Unite our voices in a collective call
Ending his speech, Yam reminded the House of the complexity of the conflict.
"While we do not have a simple, quick-fix solution to it, we can play our part by not complicating it even further," Yam said.
"Let us unite our voices in a collective call for a safer and more harmonious world and for resolution to the current conflict in Israel and Gaza," Yam said, concluding his speech.
Solidarity for peace & security
A total of twenty-one MPs, including those from PAP, WP, and PSP, spoke in the debate on the motion on the Israel-Hamas conflict.
With unanimous support from MPs, the motion was passed, along with its amendments.
"I'm heartened by the significant agreement on important matters by all parties concerned," Nair said as he concluded the motion, noting that there are many common grounds amongst the speakers.
"I'm grateful to this house and all its members were standing in solidarity for peace and security in the Middle East," said Nair.

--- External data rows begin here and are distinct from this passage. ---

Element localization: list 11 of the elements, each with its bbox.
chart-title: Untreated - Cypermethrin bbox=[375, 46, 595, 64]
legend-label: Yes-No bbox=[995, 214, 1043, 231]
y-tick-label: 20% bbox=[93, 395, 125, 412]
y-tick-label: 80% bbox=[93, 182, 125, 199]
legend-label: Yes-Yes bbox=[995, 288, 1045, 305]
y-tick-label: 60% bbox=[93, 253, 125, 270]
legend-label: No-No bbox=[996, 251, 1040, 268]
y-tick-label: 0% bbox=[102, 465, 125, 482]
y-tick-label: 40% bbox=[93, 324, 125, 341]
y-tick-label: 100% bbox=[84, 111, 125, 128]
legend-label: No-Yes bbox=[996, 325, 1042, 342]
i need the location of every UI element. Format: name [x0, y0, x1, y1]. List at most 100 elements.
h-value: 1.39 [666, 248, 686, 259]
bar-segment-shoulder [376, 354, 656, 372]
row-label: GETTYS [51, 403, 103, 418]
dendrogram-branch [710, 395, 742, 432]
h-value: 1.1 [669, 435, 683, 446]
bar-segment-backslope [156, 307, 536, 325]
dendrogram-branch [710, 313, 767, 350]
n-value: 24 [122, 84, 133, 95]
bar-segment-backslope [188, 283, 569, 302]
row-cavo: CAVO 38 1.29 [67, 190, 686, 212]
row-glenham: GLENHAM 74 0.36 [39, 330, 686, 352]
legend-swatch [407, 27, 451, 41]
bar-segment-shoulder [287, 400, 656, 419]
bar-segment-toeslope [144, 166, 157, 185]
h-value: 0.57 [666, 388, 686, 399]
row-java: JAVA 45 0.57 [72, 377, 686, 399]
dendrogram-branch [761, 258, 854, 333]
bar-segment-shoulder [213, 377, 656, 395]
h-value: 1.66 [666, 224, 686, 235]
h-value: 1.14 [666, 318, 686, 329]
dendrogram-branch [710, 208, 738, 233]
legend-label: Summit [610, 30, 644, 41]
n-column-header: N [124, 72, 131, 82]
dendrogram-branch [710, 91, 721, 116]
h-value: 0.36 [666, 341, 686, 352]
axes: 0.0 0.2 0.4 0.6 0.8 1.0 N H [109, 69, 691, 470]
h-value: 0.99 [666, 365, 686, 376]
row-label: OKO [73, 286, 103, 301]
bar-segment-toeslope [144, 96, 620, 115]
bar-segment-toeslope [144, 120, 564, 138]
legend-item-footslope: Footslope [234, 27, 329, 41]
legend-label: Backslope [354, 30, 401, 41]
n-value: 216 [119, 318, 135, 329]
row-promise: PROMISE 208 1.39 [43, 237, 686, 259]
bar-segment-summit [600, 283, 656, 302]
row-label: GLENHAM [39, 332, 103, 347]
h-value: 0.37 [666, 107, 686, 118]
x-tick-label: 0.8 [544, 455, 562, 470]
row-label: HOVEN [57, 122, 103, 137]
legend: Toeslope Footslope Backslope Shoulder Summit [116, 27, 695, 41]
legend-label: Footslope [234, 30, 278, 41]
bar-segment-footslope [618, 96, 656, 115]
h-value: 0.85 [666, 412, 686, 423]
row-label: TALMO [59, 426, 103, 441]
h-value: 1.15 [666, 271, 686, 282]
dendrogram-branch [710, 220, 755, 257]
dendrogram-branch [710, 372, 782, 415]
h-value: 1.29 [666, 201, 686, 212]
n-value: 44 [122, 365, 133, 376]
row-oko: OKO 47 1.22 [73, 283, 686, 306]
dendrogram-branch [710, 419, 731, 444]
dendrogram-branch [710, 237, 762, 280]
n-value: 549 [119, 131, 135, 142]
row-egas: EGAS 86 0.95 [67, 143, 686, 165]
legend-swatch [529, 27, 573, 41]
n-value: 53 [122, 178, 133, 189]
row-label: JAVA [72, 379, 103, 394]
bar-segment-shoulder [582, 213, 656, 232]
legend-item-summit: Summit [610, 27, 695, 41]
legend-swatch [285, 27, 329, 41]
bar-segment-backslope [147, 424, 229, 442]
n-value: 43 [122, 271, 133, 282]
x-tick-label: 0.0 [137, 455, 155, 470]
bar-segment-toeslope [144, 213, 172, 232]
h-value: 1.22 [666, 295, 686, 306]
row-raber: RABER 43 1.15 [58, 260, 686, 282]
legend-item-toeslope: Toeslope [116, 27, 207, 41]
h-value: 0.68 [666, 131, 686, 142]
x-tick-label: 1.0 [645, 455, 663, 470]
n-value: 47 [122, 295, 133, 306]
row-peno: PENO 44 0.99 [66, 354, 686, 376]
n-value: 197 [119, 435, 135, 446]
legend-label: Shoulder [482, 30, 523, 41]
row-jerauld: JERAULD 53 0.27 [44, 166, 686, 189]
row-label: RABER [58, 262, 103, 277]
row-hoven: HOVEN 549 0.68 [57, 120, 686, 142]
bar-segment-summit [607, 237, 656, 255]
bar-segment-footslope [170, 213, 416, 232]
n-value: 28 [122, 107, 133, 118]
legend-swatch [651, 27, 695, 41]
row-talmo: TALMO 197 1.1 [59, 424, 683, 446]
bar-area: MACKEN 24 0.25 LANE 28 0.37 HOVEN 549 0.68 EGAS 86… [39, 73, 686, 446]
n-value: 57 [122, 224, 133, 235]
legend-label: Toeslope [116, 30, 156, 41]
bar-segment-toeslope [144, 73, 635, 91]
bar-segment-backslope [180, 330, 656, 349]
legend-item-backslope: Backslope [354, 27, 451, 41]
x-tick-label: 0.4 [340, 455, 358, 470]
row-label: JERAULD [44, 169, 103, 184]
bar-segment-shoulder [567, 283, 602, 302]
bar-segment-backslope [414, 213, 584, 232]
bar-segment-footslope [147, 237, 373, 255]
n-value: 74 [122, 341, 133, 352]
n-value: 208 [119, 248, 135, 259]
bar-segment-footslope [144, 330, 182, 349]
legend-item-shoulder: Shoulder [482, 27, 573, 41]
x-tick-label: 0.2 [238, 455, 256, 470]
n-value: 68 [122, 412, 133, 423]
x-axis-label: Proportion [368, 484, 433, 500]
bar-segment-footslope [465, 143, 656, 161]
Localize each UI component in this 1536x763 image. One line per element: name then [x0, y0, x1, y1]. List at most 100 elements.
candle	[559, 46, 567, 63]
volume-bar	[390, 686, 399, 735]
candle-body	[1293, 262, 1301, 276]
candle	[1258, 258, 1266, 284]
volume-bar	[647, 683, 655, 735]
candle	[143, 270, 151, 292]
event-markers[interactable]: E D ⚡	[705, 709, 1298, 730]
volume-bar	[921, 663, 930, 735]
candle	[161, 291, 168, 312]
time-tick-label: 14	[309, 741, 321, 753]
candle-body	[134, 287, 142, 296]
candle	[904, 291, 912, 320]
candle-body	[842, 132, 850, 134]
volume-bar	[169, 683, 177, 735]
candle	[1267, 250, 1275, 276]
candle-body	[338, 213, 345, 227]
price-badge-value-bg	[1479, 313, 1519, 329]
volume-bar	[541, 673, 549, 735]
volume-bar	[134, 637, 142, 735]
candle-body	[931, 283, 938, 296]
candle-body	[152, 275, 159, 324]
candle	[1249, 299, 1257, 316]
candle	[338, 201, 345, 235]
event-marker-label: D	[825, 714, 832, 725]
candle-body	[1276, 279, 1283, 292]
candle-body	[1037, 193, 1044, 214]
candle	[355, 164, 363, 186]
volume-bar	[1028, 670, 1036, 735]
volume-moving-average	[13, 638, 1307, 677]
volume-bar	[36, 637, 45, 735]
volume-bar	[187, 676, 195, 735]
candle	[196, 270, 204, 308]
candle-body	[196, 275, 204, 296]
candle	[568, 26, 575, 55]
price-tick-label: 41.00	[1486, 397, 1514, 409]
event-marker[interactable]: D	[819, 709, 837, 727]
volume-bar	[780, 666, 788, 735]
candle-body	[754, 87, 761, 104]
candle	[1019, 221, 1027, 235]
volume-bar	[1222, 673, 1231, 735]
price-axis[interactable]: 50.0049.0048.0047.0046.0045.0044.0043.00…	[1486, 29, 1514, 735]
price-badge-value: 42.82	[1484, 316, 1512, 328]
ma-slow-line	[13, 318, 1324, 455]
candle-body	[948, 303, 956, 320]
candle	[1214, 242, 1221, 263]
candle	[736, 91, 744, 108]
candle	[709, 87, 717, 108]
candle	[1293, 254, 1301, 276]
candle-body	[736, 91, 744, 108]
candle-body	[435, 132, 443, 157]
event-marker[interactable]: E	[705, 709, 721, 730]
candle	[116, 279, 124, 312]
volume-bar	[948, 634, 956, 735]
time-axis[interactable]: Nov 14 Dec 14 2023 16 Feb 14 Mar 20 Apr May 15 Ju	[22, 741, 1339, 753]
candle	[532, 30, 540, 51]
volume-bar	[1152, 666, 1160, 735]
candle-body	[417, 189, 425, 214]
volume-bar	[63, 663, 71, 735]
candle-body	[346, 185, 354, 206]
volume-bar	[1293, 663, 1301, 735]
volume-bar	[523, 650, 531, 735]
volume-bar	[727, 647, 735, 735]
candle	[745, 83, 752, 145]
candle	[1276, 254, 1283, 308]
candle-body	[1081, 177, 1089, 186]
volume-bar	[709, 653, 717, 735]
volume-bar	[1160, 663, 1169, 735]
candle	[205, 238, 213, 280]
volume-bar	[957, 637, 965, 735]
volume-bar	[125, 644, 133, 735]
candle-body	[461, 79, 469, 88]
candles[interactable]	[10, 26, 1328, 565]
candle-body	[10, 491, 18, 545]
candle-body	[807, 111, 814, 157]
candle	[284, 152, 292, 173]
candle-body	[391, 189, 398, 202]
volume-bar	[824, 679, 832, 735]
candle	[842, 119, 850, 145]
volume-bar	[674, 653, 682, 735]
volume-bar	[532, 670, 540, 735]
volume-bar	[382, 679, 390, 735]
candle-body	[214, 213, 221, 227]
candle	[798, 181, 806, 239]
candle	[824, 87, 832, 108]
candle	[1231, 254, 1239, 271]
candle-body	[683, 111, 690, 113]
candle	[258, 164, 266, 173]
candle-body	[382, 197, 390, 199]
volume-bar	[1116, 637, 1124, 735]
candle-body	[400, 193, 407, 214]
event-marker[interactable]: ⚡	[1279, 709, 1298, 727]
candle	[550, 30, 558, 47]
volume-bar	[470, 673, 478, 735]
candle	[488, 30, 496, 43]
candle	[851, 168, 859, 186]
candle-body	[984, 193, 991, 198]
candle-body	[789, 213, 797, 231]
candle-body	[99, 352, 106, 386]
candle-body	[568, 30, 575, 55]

Background to what has happened so far
The Israel-Hamas war started on Oct. 7 when Hamas militants launched an attack throughout southern Israel, beginning with a rocket attack from the Gaza Strip and a terror attack by Hamas militants that killed over 1,400 people, mostly civilians.
The war has since entered its one-month mark, with no end in sight.
The Ministry of Foreign Affairs (MFA) made statements on Oct. 7 and Oct. 16 characterising Hamas' attack as an unjustifiable "abhorrent act of terror", calling for the release of all hostages while acknowledging Israel's right to self-defence.
At the same time, MFA urged Israel to oblige and comply with international law and "do its utmost" to protect the safety and security of civilians.
The letter to the Palestinian leaders on Oct. 18 reiterates Singapore's long-standing position that the conflict could only end through a negotiated two-state solution consistent with relevant United Nations Security Council resolutions.
On Oct. 18, the Workers' Party (WP) released a statement which was critical of Israel's military actions and expressed support for Singapore's “long-held position that a two-state solution consistent with UN Security Council resolutions is the only viable path to a durable, just and comprehensive resolution to the long-standing conflict between Israel and Palestine”.
On Oct. 23, Nair said that he had filed a motion on the Israel-Hamas conflict for the parliamentary sitting on Nov. 6.
On Oct. 27, Singapore voted in favour of a UN resolution calling for a humanitarian truce and a ceasefire though it noted two "glaring and significant omissions"— the first being the failure to mention Hamas' role in the Oct. 7 terror attacks, the second being the lack of acknowledgement for Israel's legitimate right to self-defence.
On Oct. 31, the Progress Singapore Party (PSP) released a statement condemning the violence against both Israeli and Palestinian civilians. It also urged Israel to comply with international law and expressed support for Singapore's position on the two-state solution.